Much to my surprise, getting DeepCrawler.NET up and working with basic functionality was surprisingly easy. It’s far from finished, and I haven’t exhaustively tested it, but it does work. In this post, I’ll describe the current implementation with respect to how I’ve addressed some of the barriers raised in my last post.
How do we decide which form contains a search form?
Some sites (in particular, FedBizOpps) contain multiple forms. As in this case, sites can contain login forms along side query forms, and we definitely don’t want our crawler to try to log in with our various keywords.

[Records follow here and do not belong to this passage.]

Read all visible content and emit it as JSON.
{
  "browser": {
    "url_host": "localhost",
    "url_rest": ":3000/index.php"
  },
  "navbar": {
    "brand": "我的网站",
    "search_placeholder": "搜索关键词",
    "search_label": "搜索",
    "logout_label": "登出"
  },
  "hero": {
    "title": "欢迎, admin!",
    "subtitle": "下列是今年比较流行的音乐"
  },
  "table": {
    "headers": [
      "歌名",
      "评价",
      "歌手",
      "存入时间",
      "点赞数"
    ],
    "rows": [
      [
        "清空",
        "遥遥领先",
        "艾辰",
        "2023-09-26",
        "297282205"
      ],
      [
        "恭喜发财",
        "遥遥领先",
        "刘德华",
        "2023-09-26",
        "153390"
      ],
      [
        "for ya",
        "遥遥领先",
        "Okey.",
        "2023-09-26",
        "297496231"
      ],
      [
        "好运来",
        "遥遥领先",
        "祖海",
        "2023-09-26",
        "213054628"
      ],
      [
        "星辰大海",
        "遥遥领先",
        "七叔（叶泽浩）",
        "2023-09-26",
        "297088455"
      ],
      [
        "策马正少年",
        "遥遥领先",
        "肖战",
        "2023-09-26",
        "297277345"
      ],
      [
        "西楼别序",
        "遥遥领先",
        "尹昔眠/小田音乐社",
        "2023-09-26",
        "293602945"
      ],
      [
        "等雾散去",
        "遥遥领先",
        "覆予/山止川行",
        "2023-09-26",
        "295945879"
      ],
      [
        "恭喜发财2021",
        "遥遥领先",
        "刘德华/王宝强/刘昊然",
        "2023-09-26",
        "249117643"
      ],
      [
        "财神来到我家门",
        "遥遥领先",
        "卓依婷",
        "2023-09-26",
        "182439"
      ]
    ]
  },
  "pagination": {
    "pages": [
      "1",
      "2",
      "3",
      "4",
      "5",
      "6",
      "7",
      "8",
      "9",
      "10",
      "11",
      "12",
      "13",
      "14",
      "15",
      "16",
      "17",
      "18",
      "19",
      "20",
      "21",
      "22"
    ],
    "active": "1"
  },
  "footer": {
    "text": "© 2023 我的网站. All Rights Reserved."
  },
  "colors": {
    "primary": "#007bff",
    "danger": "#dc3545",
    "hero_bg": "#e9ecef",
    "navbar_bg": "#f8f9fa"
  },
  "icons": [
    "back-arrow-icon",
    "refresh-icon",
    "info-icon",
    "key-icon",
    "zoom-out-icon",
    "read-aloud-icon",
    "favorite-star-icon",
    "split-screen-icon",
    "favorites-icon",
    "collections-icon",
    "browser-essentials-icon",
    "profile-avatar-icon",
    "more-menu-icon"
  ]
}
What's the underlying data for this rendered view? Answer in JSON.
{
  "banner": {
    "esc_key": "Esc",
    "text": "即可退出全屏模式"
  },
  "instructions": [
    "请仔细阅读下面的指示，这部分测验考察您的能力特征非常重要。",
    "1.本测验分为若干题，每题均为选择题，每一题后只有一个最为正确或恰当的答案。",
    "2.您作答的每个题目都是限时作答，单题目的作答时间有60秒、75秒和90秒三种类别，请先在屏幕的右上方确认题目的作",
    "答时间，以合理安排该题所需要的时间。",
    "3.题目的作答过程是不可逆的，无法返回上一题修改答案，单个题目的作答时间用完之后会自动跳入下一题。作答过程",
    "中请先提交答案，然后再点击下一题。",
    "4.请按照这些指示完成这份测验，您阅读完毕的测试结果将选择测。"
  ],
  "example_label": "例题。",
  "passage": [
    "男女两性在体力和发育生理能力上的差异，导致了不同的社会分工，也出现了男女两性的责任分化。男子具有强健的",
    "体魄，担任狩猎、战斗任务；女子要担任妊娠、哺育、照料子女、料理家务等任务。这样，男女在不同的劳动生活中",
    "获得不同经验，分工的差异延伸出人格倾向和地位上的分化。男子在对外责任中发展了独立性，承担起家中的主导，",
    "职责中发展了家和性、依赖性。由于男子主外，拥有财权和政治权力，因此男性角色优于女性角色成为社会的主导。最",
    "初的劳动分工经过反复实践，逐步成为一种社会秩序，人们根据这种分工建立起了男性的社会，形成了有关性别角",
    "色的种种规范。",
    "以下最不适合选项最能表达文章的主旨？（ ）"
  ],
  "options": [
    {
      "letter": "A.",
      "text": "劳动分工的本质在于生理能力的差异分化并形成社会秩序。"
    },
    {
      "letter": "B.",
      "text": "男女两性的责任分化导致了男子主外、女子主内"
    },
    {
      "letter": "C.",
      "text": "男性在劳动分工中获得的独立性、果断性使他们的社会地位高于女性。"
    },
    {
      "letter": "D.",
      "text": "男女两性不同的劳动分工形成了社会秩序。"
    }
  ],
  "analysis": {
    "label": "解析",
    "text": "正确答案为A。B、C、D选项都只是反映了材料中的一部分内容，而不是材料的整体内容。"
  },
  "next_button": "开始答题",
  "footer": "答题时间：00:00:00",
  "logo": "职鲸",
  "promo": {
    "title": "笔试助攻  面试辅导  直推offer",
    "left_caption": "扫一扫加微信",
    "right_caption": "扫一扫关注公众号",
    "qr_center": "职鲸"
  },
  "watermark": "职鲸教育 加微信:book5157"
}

To address this barrier, DeepCrawler.NET employs a heuristic search of the forms on the page. It calculates a probability for each form on the page by examining the form’s contents (text fields, labels, buttons, etc) as well as attributes on the form, such as the form’s name and ID. The properties of each of these controls are compared to a very short list of words (query, search, keywords) that correlate well with search forms. Right now, scores are basically binary: the heuristic either considers something a potential match or not a potential match. Future work will add some more intelligent scoring to the process.
Another issue not fully addressed yet are forms with useless ID, name, and value descriptors for fields within the form. Right now, DeepCrawler.NET can’t do anything, but that’s going to change (hopefully this weekend). I’ve prototyped a search mechanism that looks for text lables (not label elements, which are much more useful and already handled by DeepCrawler.NET) by "visually" searching a grid around a form element of interest. The search is primitive now, but early tests indicate that it will successfully locate text labels corresponding to form fields in some cases.
How do we determine where to place our query criteria?
This is somewhat addressed by the solution to the previous issue. Within each candidate form, DeepCrawler.NET applies a heuristic test to each text box (input elements of type text) to determine if the text box is where the query should go. The "best" text box is retained and used as our query box. Again, this is a somewhat naive approach, but it works well enough for the sites I’ve evaluated DeepCrawler.NET against. Future work will add more intelligence to the heuristics.
In its current state DeepCrawler.NET doesn’t handle anything but text boxes. That still leaves drop-down lists, multi-selects, text areas, radio buttons, and checkboxes. Technically, there could also be hidden fields, but since Internet Explorer is serving as the crawler’s "window", I’m assuming that any hidden fields will be correctly populated by the page itself. I plan to address the remaining field types in the near future, but probably not for the first "finished" version of DeepCrawler.NET.
How do we submit the form?
I’ve described how DeepCrawler.NET finds a form, populates it, and submits it, but that’s only part of the battle. Next up is crawling the search results. My approach is somewhat primitive, but it actually works quite well in the limited testing I’ve done so far. I’ll do a write-up on that at some point next week. I also plan to release the full source code to DeepCrawler.NET after the semester ends, but if you have any questions on how I’m accomplishing anything specific (remember that I’m using WatiN right now), feel free to ask in the comments.